Salvador : accusé de s'attaquer à la liberté de la presse, Bukele se vante des succès de son gouvernement

Montage montrant le président du Salvador, Nayib Bukele, avec la presse. Réalisé par ProBox et publié avec leur autorisation.

Cet article a été rédigé par Probox, un partenaire média latino-américain de Global Voices.

Le gouvernement de Nayib Bukele au Salvador a attiré l'attention de la communauté internationale grâce à ses résultats en matière de stabilité économique et de sécurité, se projetant souvent comme un modèle de transformation dans la région. Toutefois, cette image de réussite contraste avec des plaintes de plus en plus alarmantes concernant la restriction des libertés fondamentales, en particulier la liberté de la presse et la transparence du gouvernement.

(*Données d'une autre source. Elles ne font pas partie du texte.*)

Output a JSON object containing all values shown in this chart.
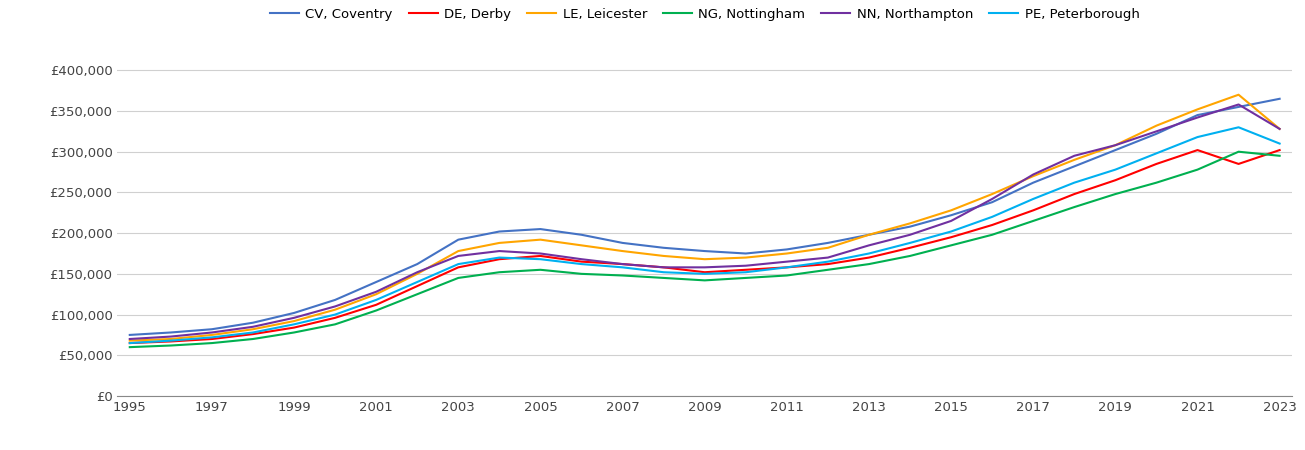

L'environnement des journalistes salvadoriens indépendants est devenu de plus en plus hostile, avec une augmentation inquiétante des attaques, de la stigmatisation et de la persécution judiciaire.

Des rapports récents de l'Association de la presse interaméricaine(AIP) et du Comité pour la protection des journalistes (CPJ) révèlent des reculs importants en matière de liberté d'information et d'accès à l'information publique à partir de 2022, avec l'instauration de l'état d'urgence au Salvador.

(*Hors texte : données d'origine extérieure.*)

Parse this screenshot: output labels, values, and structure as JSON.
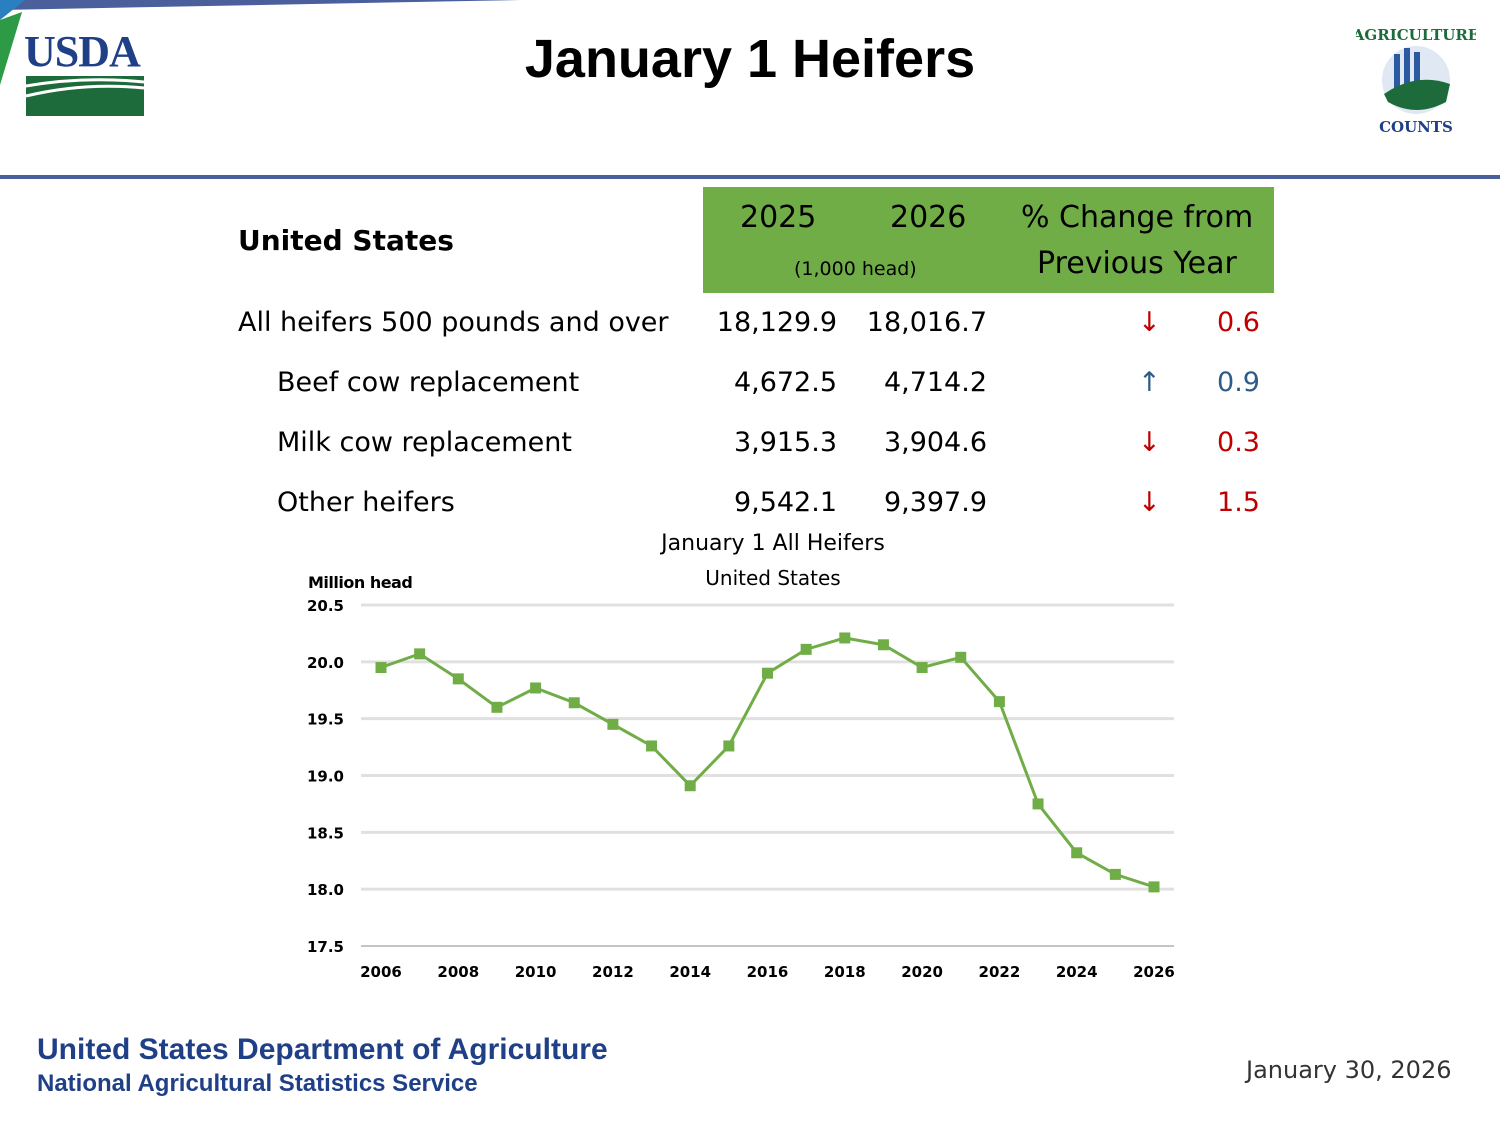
{
  "header": {
    "title": "January 1 Heifers",
    "logo_left": "USDA",
    "logo_right": "AGRICULTURE COUNTS"
  },
  "table": {
    "region": "United States",
    "col_2025": "2025",
    "col_2026": "2026",
    "units": "(1,000 head)",
    "col_change_line1": "% Change from",
    "col_change_line2": "Previous Year",
    "rows": [
      {
        "label": "All heifers 500 pounds and over",
        "v2025": "18,129.9",
        "v2026": "18,016.7",
        "direction": "down",
        "arrow": "↓",
        "change": "0.6"
      },
      {
        "label": "Beef cow replacement",
        "v2025": "4,672.5",
        "v2026": "4,714.2",
        "direction": "up",
        "arrow": "↑",
        "change": "0.9"
      },
      {
        "label": "Milk cow replacement",
        "v2025": "3,915.3",
        "v2026": "3,904.6",
        "direction": "down",
        "arrow": "↓",
        "change": "0.3"
      },
      {
        "label": "Other heifers",
        "v2025": "9,542.1",
        "v2026": "9,397.9",
        "direction": "down",
        "arrow": "↓",
        "change": "1.5"
      }
    ]
  },
  "colors": {
    "header_green": "#70ad47",
    "line": "#70ad47",
    "down": "#c00000",
    "up": "#2e5c8a",
    "brand_blue": "#1f3f86"
  },
  "chart_data": {
    "type": "line",
    "title": "January 1 All Heifers",
    "subtitle": "United States",
    "ylabel": "Million head",
    "xlabel": "",
    "ylim": [
      17.5,
      20.5
    ],
    "yticks": [
      "20.5",
      "20.0",
      "19.5",
      "19.0",
      "18.5",
      "18.0",
      "17.5"
    ],
    "ytick_values": [
      20.5,
      20.0,
      19.5,
      19.0,
      18.5,
      18.0,
      17.5
    ],
    "xticks": [
      "2006",
      "2008",
      "2010",
      "2012",
      "2014",
      "2016",
      "2018",
      "2020",
      "2022",
      "2024",
      "2026"
    ],
    "grid": true,
    "x": [
      2006,
      2007,
      2008,
      2009,
      2010,
      2011,
      2012,
      2013,
      2014,
      2015,
      2016,
      2017,
      2018,
      2019,
      2020,
      2021,
      2022,
      2023,
      2024,
      2025,
      2026
    ],
    "values": [
      19.95,
      20.07,
      19.85,
      19.6,
      19.77,
      19.64,
      19.45,
      19.26,
      18.91,
      19.26,
      19.9,
      20.11,
      20.21,
      20.15,
      19.95,
      20.04,
      19.65,
      18.75,
      18.32,
      18.13,
      18.02
    ]
  },
  "footer": {
    "dept": "United States Department of Agriculture",
    "agency": "National Agricultural Statistics Service",
    "date": "January 30, 2026"
  }
}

L'AIP a souligné que 2023 a été l'année la plus critique pour la presse au Salvador depuis la fin de la guerre civile, avec une augmentation de 66 % des agressions contre les journalistes.

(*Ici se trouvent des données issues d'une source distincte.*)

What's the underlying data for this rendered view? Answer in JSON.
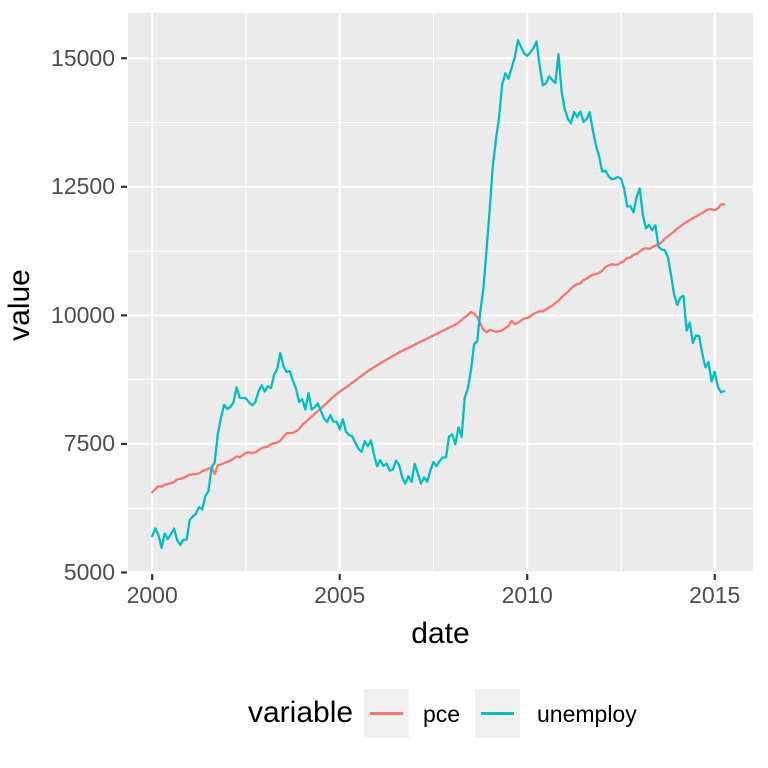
{
  "chart_data": {
    "type": "line",
    "title": "",
    "xlabel": "date",
    "ylabel": "value",
    "legend_title": "variable",
    "legend_position": "bottom",
    "figure_background": "#FFFFFF",
    "panel_background": "#EBEBEB",
    "grid_color": "#FFFFFF",
    "axis_text_color": "#4D4D4D",
    "axis_title_color": "#000000",
    "tick_mark_color": "#333333",
    "legend_key_background": "#F0F0F0",
    "x_axis": {
      "ticks": [
        2000,
        2005,
        2010,
        2015
      ],
      "tick_labels": [
        "2000",
        "2005",
        "2010",
        "2015"
      ],
      "minor_ticks": [
        2002.5,
        2007.5,
        2012.5
      ],
      "range": [
        1999.355,
        2016.02
      ]
    },
    "y_axis": {
      "ticks": [
        5000,
        7500,
        10000,
        12500,
        15000
      ],
      "tick_labels": [
        "5000",
        "7500",
        "10000",
        "12500",
        "15000"
      ],
      "minor_ticks": [
        6250,
        8750,
        11250,
        13750
      ],
      "range": [
        4990,
        15880
      ]
    },
    "x_start_year": 2000.0,
    "x_step_years": 0.0833333,
    "x_end_year": 2015.25,
    "x_unit": "monthly observations, Jan 2000 - Apr 2015",
    "series": [
      {
        "name": "pce",
        "color": "#F8766D",
        "values": [
          6560,
          6620,
          6680,
          6670,
          6710,
          6720,
          6735,
          6760,
          6810,
          6820,
          6840,
          6870,
          6905,
          6910,
          6915,
          6925,
          6970,
          6995,
          7015,
          7045,
          6915,
          7085,
          7100,
          7130,
          7150,
          7175,
          7210,
          7255,
          7240,
          7285,
          7330,
          7335,
          7325,
          7340,
          7375,
          7420,
          7435,
          7450,
          7495,
          7510,
          7530,
          7565,
          7640,
          7710,
          7710,
          7715,
          7745,
          7790,
          7870,
          7920,
          7975,
          8030,
          8085,
          8140,
          8195,
          8250,
          8300,
          8360,
          8420,
          8470,
          8520,
          8560,
          8600,
          8645,
          8690,
          8735,
          8780,
          8825,
          8870,
          8915,
          8955,
          8990,
          9030,
          9070,
          9105,
          9140,
          9175,
          9210,
          9245,
          9280,
          9310,
          9340,
          9370,
          9400,
          9430,
          9460,
          9490,
          9520,
          9550,
          9580,
          9610,
          9640,
          9670,
          9700,
          9730,
          9760,
          9790,
          9820,
          9860,
          9910,
          9960,
          10010,
          10065,
          10035,
          9965,
          9840,
          9720,
          9670,
          9720,
          9700,
          9680,
          9690,
          9710,
          9755,
          9795,
          9890,
          9830,
          9855,
          9900,
          9940,
          9950,
          9980,
          10030,
          10055,
          10080,
          10080,
          10115,
          10155,
          10190,
          10240,
          10285,
          10350,
          10405,
          10455,
          10525,
          10575,
          10610,
          10625,
          10685,
          10715,
          10760,
          10790,
          10805,
          10825,
          10870,
          10940,
          10970,
          10995,
          10985,
          10990,
          11025,
          11060,
          11110,
          11125,
          11180,
          11195,
          11240,
          11290,
          11305,
          11290,
          11325,
          11355,
          11385,
          11420,
          11490,
          11535,
          11585,
          11630,
          11690,
          11730,
          11780,
          11815,
          11855,
          11890,
          11920,
          11960,
          11990,
          12030,
          12060,
          12062,
          12046,
          12082,
          12158,
          12159
        ]
      },
      {
        "name": "unemploy",
        "color": "#00BFC4",
        "values": [
          5708,
          5858,
          5733,
          5481,
          5758,
          5651,
          5747,
          5853,
          5625,
          5534,
          5639,
          5634,
          6023,
          6089,
          6141,
          6271,
          6226,
          6484,
          6583,
          7042,
          7142,
          7694,
          8003,
          8258,
          8182,
          8215,
          8304,
          8599,
          8399,
          8393,
          8390,
          8304,
          8251,
          8307,
          8520,
          8640,
          8520,
          8618,
          8588,
          8842,
          8957,
          9266,
          9011,
          8896,
          8921,
          8732,
          8576,
          8317,
          8370,
          8167,
          8491,
          8170,
          8212,
          8286,
          8136,
          7990,
          7927,
          8061,
          7932,
          7934,
          7784,
          7980,
          7737,
          7672,
          7651,
          7524,
          7406,
          7345,
          7553,
          7453,
          7566,
          7279,
          7064,
          7184,
          7072,
          7120,
          6980,
          7001,
          7175,
          7091,
          6847,
          6727,
          6872,
          6762,
          7116,
          6927,
          6731,
          6850,
          6766,
          6979,
          7149,
          7067,
          7170,
          7237,
          7240,
          7645,
          7685,
          7497,
          7822,
          7637,
          8395,
          8575,
          8937,
          9438,
          9494,
          10074,
          10538,
          11286,
          12058,
          12898,
          13426,
          13853,
          14499,
          14707,
          14601,
          14814,
          15009,
          15352,
          15219,
          15098,
          15046,
          15113,
          15202,
          15325,
          14849,
          14474,
          14512,
          14648,
          14579,
          14516,
          15081,
          14348,
          14013,
          13820,
          13737,
          13957,
          13855,
          13962,
          13763,
          13818,
          13948,
          13594,
          13302,
          13093,
          12797,
          12813,
          12713,
          12646,
          12660,
          12692,
          12656,
          12471,
          12115,
          12124,
          12005,
          12298,
          12471,
          11950,
          11689,
          11760,
          11654,
          11751,
          11335,
          11279,
          11270,
          11136,
          10787,
          10404,
          10202,
          10349,
          10380,
          9702,
          9859,
          9460,
          9608,
          9599,
          9262,
          8990,
          9090,
          8717,
          8903,
          8610,
          8504,
          8526
        ]
      }
    ]
  }
}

Parallèlement, le département d'État américain, dans son rapport sur la transparence fiscale de 2024, a souligné l'absence d'audits publics et les doutes croissants quant à la gestion financière du pays, notamment en ce qui concerne les comptes non vérifiés et l'adoption du bitcoin comme monnaie légale.

Malgré les progrès réalisés dans la publication de certaines données financières, le rapport met en garde contre le manque d'indépendance des institutions de contrôle et le non-respect des normes internationales d'audit. Ces problèmes, qui s'ajoutent à l'affaiblissement de la confiance dans la gestion publique, soulèvent de sérieuses questions quant à l'engagement réel du gouvernement en matière de responsabilité.

Le discours du gouvernement Bukele

Une enquête menée par ProBox permet de mieux comprendre comment le discours officiel du gouvernement Bukele est diffusé et amplifié dans l'environnement numérique, alors que la répression de la presse critique ne cesse de s'intensifier.

ProBox a utilisé des outils d'écoute sociale pour surveiller les conversations en ligne sur des sujets liés à la liberté de la presse, à la persécution des journalistes et à la transparence du gouvernement au Salvador.

L'étude a révélé qu'entre le 2 septembre et le 2 octobre, 191 mentions ont été enregistrées concernant des termes tels que « persécution du gouvernement », « accès à l'information publique » et « harcèlement des journalistes »

La plupart étaient concentrées sur X (anciennement Twitter), avec 57,07 % du total, suivi de Facebook avec 37,17 %, et moins sur Instagram. L'activité a été la plus forte le 13 septembre, avec 22 mentions sur ces sujets.

Les mots-clés les plus cités dans les messages comprennent « liberté de la presse » (28 mentions) et « détérioration de la liberté » (12 mentions), reflétant l'inquiétude des journalistes et des utilisateurs face au contrôle croissant du gouvernement sur les médias.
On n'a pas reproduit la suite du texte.